Fri | Jan 18, 2019

Briefing | Sports integral to community integration and development

Published:Wednesday | December 12, 2018 | 12:00 AMDr Andre Haughton
Youngsters playing football in Bucks Common, May Pen, Clarendon.

 

Why Sports?

 

When I was a boy, we played Under-17 and Under-20 football competitions sponsored and organised by the Social Development Commission (SDC). Others played basketball, while the females participated in netball.

Mt Salem won the

St James parish finals but finished third place in the all island under-20 football competition.

 

Why is this significant?

 

Winning the U-20 finals against Altobar from Barrett Town was excellent for us. We were jubilant and delighted to bring the trophy up to Mt Salem and to be given the opportunity to represent the parish of

St James in the all-island competition. It was a good win for us, but an even greater victory for community integration for those who participated. Community engagement was the major winner. Through sports and other community integrating activities, the SDC was able to engage young people on a positive note, which helped to keep us away from crime and negative activity. Young people, male and female of different age groups were engaged with sporting activity that they could relate to.

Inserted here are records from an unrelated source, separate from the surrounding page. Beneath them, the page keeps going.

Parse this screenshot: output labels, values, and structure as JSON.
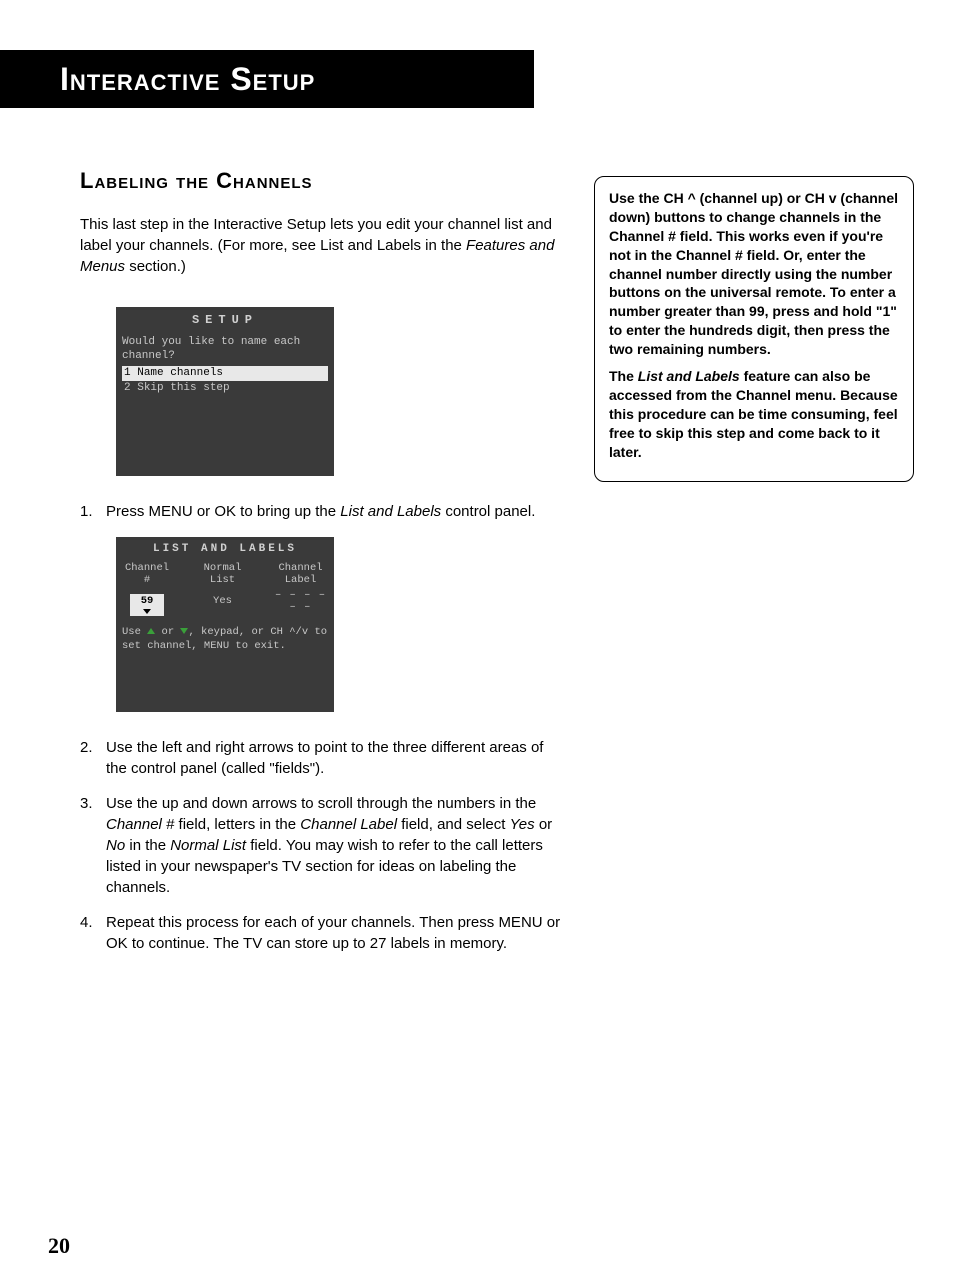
{
  "page": {
    "header": "Interactive Setup",
    "section_title": "Labeling the Channels",
    "intro_a": "This last step in the Interactive Setup lets you edit your channel list and label your channels. (For more, see List and Labels in the ",
    "intro_em": "Features and Menus",
    "intro_b": " section.)",
    "page_number": "20"
  },
  "setup_panel": {
    "title": "SETUP",
    "question": "Would you like to name each channel?",
    "options": [
      {
        "num": "1",
        "label": "Name channels",
        "selected": true
      },
      {
        "num": "2",
        "label": "Skip this step",
        "selected": false
      }
    ]
  },
  "steps": {
    "s1": "Press MENU or OK to bring up the ",
    "s1_em": "List and Labels",
    "s1_b": " control panel.",
    "s2": "Use the left and right arrows to point to the three different areas of the control panel (called \"fields\").",
    "s3_a": "Use the up and down arrows to scroll through the numbers in the ",
    "s3_em1": "Channel #",
    "s3_b": " field, letters in the ",
    "s3_em2": "Channel Label",
    "s3_c": " field, and select ",
    "s3_em3": "Yes",
    "s3_d": " or ",
    "s3_em4": "No",
    "s3_e": " in the ",
    "s3_em5": "Normal List",
    "s3_f": " field. You may wish to refer to the call letters listed in your newspaper's TV section for ideas on labeling the channels.",
    "s4": "Repeat this process for each of your channels. Then press MENU or OK to continue. The TV can store up to 27 labels in memory."
  },
  "list_panel": {
    "title": "LIST AND LABELS",
    "h1a": "Channel",
    "h1b": "#",
    "h2a": "Normal",
    "h2b": "List",
    "h3a": "Channel",
    "h3b": "Label",
    "channel_val": "59",
    "normal_val": "Yes",
    "label_val": "– – – – – –",
    "help_a": "Use ",
    "help_b": " or ",
    "help_c": ", keypad, or CH ^/v to set channel, MENU to exit."
  },
  "sidebar": {
    "p1": "Use the CH ^ (channel up) or CH v (channel down) buttons to change channels in the Channel # field. This works even if you're not in the Channel # field. Or, enter the channel number directly using the number buttons on the universal remote. To enter a number greater than 99, press and hold \"1\" to enter the hundreds digit, then press the two remaining numbers.",
    "p2a": "The ",
    "p2_em": "List and Labels",
    "p2b": " feature can also be accessed from the Channel menu. Because this procedure can be time consuming, feel free to skip this step and come back to it later."
  }
}
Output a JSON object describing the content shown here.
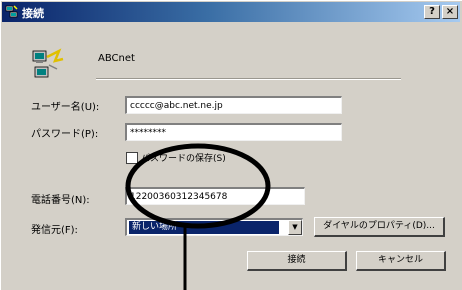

It helped to inculcate a sense of pride and participation, and an understanding of teamwork that helped to develop solidarity and good interpersonal relationship skills that became useful in other aspects of life.

 

What is happening now?

 

I don't know if these competitions still exist, but they are certainly not visible. Most of the engagement in the city and surrounding environs is basically done in an effort to prepare a class of tourism and business process outsourcing workers.

Youth engagement has been marginalised to charity, and many corporate companies squabble to make it appear as if they are actively involved with youth engagement and empowerment, which sometimes seem to be more hype than substance.

For every dollar donated, the businesses subconsciously want to know what is in it for them. As outlined in a briefing similar to this last year, everything about the city is about business, not the people, when it's the people who cater to and make the businesses functional.

 

How could communities integrate?

 

Businesses could do more to integrate with the communities that service them with a key labour input. But it is rumoured that most businesses are partial to certain class of people or people from certain areas. Many will read this and know deep down we are victims of classism and disintegration.

Many want to be a part of the positive change but are subjected because we want to please society so we deny innocent people the opportunity to do what they do best because he/she is from, his/her age, or he/she is not a part of your lodge or whatever other discriminatory factor you people use to prolong your prejudice.

This is why many of the young people from the inner city bleach their skin because they believe it will make them more acceptable. It might not be acceptable in your eyes, but you have contributed to a system that perpetuates this. There is some level of classism or colourism, subliminal in these people's mind, that is like a dark shadow over the integrating prospects of the country. As a result, they fear instead of embrace inner city communities.

 

What about the infrastructure?

 

Lack of upkeep in the inner city has resulted in degradation of vital infrastructure in many of these inner-city communities, including run down community centres, poorly managed football fields and other sporting infrastructure that restrain the potential of the young people from many of these communities.

When young people are disengaged and disenfranchised, they will seek to engage themselves in other activities that might not be positive.

 

How can the issue be addressed?

 

Youth clubs, through partnerships with international organisations have continued to help engage young people in various communities through different project.

The Mandingo Youth Club, for example, in Mt Salem, Montego Bay along with the Mount Salem Junior High School has partnered with Zion Care International to help to integrate the Mt Salem community. The Peace Management Initiative has also played a role, but the efforts are fragmented community by community, with no real integrating aim like that of the SDC when I was a child. There must be a concerted effort to engage communities on a consistent basis to increase the participation of young people, not just within a specific community but across communities.

 

What will facilitate these linkages?

 

Sports plays a natural role in enhancing and integrating the learning experience of a child. Communities must be given the opportunity to intertwine sporting activities with education and wellness. This will allow participants to be graceful against competitors and become less aggressive about losing. They will also learn some off-the-ball skills, like organisational skills, patience and perseverance.